At 12:12am, we get this quote from Orwell:
| "We are all capable of believing things which we know to be untrue, and then, when we are finally proved wrong, impudently twisting the facts so as to show that we were right. Intellectually, it is possible to carry on this process for an indefinite time: the only check on it is that sooner or later a false belief bumps up against solid reality, usually on a battlefield," - George Orwell, 1946. |
Two minutes later, Andrew republishes this letter from a reader:
| "Andrew, face it: The Iraq debate is so over, and the interventionist argument has lost. At best - and that best is very far from certain - Iraq will be an Islamist, theocratic, Iran-dominated state, even with the insurgency suppressed.
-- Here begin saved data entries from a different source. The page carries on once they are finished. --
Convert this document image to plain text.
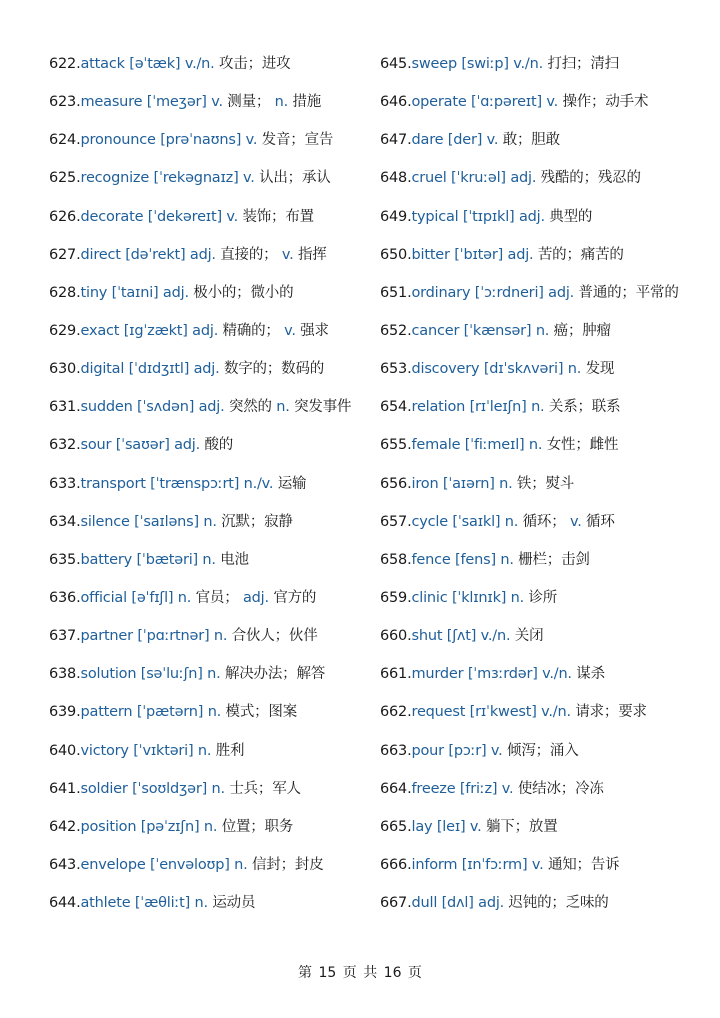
622.attack [əˈtæk] v./n. 攻击；进攻
623.measure [ˈmeʒər] v. 测量； n. 措施
624.pronounce [prəˈnaʊns] v. 发音；宣告
625.recognize [ˈrekəgnaɪz] v. 认出；承认
626.decorate [ˈdekəreɪt] v. 装饰；布置
627.direct [dəˈrekt] adj. 直接的； v. 指挥
628.tiny [ˈtaɪni] adj. 极小的；微小的
629.exact [ɪgˈzækt] adj. 精确的； v. 强求
630.digital [ˈdɪdʒɪtl] adj. 数字的；数码的
631.sudden [ˈsʌdən] adj. 突然的 n. 突发事件
632.sour [ˈsaʊər] adj. 酸的
633.transport [ˈtrænspɔːrt] n./v. 运输
634.silence [ˈsaɪləns] n. 沉默；寂静
635.battery [ˈbætəri] n. 电池
636.official [əˈfɪʃl] n. 官员； adj. 官方的
637.partner [ˈpɑːrtnər] n. 合伙人；伙伴
638.solution [səˈluːʃn] n. 解决办法；解答
639.pattern [ˈpætərn] n. 模式；图案
640.victory [ˈvɪktəri] n. 胜利
641.soldier [ˈsoʊldʒər] n. 士兵；军人
642.position [pəˈzɪʃn] n. 位置；职务
643.envelope [ˈenvəloʊp] n. 信封；封皮
644.athlete [ˈæθliːt] n. 运动员
645.sweep [swiːp] v./n. 打扫；清扫
646.operate [ˈɑːpəreɪt] v. 操作；动手术
647.dare [der] v. 敢；胆敢
648.cruel [ˈkruːəl] adj. 残酷的；残忍的
649.typical [ˈtɪpɪkl] adj. 典型的
650.bitter [ˈbɪtər] adj. 苦的；痛苦的
651.ordinary [ˈɔːrdneri] adj. 普通的；平常的
652.cancer [ˈkænsər] n. 癌；肿瘤
653.discovery [dɪˈskʌvəri] n. 发现
654.relation [rɪˈleɪʃn] n. 关系；联系
655.female [ˈfiːmeɪl] n. 女性；雌性
656.iron [ˈaɪərn] n. 铁；熨斗
657.cycle [ˈsaɪkl] n. 循环； v. 循环
658.fence [fens] n. 栅栏；击剑
659.clinic [ˈklɪnɪk] n. 诊所
660.shut [ʃʌt] v./n. 关闭
661.murder [ˈmɜːrdər] v./n. 谋杀
662.request [rɪˈkwest] v./n. 请求；要求
663.pour [pɔːr] v. 倾泻；涌入
664.freeze [friːz] v. 使结冰；冷冻
665.lay [leɪ] v. 躺下；放置
666.inform [ɪnˈfɔːrm] v. 通知；告诉
667.dull [dʌl] adj. 迟钝的；乏味的
第 15 页 共 16 页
Women will have far fewer rights than they had under Hussein; in fact, in large parts of the country their oppression will be total. Once the U.S. leaves, I would bet heavily that in time some of Iraq's oil revenue will be diverted to support Hezbollah and Hamas and others of that ilk, under Iran's influence. Democracy is great, but when the Islamist element has all the guns, and the willingness to use them, the moderates will be rendered irrelevant. We will live to see them curse our name.
I think Bush was wrong to go in as quickly as he did, and without international support. That was a huge error, but one that could have been salvaged - even in the absence of WMDs - if the war and its aftermath had been competently and honestly executed. It wasn't, in part because the war had to be sold as a low-cost operation to gain public support, but mostly because - it is now clear - George Bush is one of the most mediocre presidents to ever hold that office. Even worse, as the Katrina experience revealed, he lacks a fundamental moral seriousness, his professed religiosity notwithstanding. I first realized this the night of that now infamous correspondents' dinner, when he was making jokes about not finding weapons of mass destruction. Try to imagine Abe Lincoln or FDR doing something like that during wartime. The consequences in Iraq of this failed leader are apparent - though for some reason not to you. At some point, surely, experience must triumph over hope. Andrew, that point's been reached." |
I can't imagine the order was an accident, was it? Is Andrew finally about to admit that this policy, a policy he supported vigorously from the beginning, has been a complete and total failure? Or was it just an accident that one post followed the other?